De acordo com o Departamento de Trabalho, os EUA perderam 23 mil postos de trabalho em julho, enquanto o consenso dos economistas apontava para a geração de 85 mil vagas. A piora no indicador de emprego diminui a pressão sobre a inflação, algo que deve contribuir para o Federal Reserve (Fed) não subir juros nas próximas reuniões do Comitê Federal de Mercado Aberto (Fomc, na sigla em inglês).

Do lado geopolítico, a situação segue indefinida apesar do acordo firmado entre Irã e Omã para a divisão e administração do Estreito de Ormuz, a rota marítima por onde passa 20% do petróleo mundial. Um projeto de lei em análise na nação persa prevê multas de até 20% do valor das cargas dos navios que desrespeitarem as novas restrições de trânsito em Ormuz.

Às 10h37 (horário de Brasília) o bitcoin subia 1,5% em um período de 24 horas, a US$ 65.131 por unidade. Com a alta de hoje, a maior das criptomoedas acumula uma valorização de 2,4% nos últimos sete dias.

Segundo Matheus Parizotto, analista de criptoativos do BTG Pactual, o bitcoin ganhou força com os sinais de desaceleração do mercado de trabalho dos EUA. “Com o dado mais fraco, o mercado reduziu as apostas em alta de juros em setembro e passou a precificar a manutenção como cenário base, com 56% de probabilidade”, diz Parizotto.

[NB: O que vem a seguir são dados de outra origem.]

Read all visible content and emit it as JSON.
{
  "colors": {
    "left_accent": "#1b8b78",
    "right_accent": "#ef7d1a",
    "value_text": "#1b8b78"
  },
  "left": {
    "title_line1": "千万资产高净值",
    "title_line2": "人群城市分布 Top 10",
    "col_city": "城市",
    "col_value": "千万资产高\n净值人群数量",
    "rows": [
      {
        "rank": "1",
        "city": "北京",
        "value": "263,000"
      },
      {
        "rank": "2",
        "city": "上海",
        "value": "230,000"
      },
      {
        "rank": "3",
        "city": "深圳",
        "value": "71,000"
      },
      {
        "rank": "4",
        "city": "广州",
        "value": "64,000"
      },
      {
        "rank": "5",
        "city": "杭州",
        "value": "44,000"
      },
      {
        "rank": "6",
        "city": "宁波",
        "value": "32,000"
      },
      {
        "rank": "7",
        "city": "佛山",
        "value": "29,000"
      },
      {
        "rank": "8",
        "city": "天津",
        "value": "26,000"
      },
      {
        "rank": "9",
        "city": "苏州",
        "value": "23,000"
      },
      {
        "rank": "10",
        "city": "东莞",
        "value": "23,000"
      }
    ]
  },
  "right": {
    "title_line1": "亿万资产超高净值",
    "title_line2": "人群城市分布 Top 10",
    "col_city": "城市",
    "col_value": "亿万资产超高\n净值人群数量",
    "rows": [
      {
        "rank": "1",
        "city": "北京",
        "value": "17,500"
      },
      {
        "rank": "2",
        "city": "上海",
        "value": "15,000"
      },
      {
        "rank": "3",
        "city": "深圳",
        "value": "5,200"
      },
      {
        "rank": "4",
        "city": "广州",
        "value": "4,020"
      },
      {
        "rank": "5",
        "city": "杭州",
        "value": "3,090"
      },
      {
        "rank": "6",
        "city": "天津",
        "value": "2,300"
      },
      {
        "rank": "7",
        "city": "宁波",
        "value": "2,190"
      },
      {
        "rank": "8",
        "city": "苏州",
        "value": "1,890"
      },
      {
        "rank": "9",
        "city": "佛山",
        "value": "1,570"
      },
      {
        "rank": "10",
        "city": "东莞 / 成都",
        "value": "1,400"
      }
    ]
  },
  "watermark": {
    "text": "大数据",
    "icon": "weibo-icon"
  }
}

O analista afirma que a mudança no ambiente macroeconômico favorece ativos sem geração de fluxo de caixa (como bitcoin, ouro e prata), que vinham pressionados pela expectativa de uma política monetária mais restritiva.

ETFs e indicadores

Ontem, foi registrado um saldo líquido positivo de US$ 137,6 milhões nos fundos negociados em bolsa (ETFs, na sigla em inglês) de bitcoin à vista dos EUA. Foi o quarto pregão consecutivo com entrada de capital neste tipo de fundo, somando mais de US$ 763,6 milhões de fluxo comprador.

O maior alvo do fluxo foi o IBIT, da BlackRock, com US$ 128,3 milhões de excesso de compras de cotas em relação às vendas.

Nos ETFs da criptomoeda ether, por sua vez, o fluxo foi positivo em US$ 92,1 milhões.

Entre os indicadores, o índice Fear & Greed (medo e ganância, na tradução literal) das criptomoedas subiu dos 39 para 40 pontos. Com isso, o sentimento do mercado cripto saiu da zona do “medo” e entrou oficialmente na região “neutra”.

O Fear & Greed usa informações como momentum de preços, volatilidade e posições predominantes no mercado de derivativos para criar um score que vai de 0 a 100 pontos. Quanto mais próximo de zero maior é o medo dos investidores, ao passo que valores perto de 100 indicam predominância do otimismo e apetite por risco.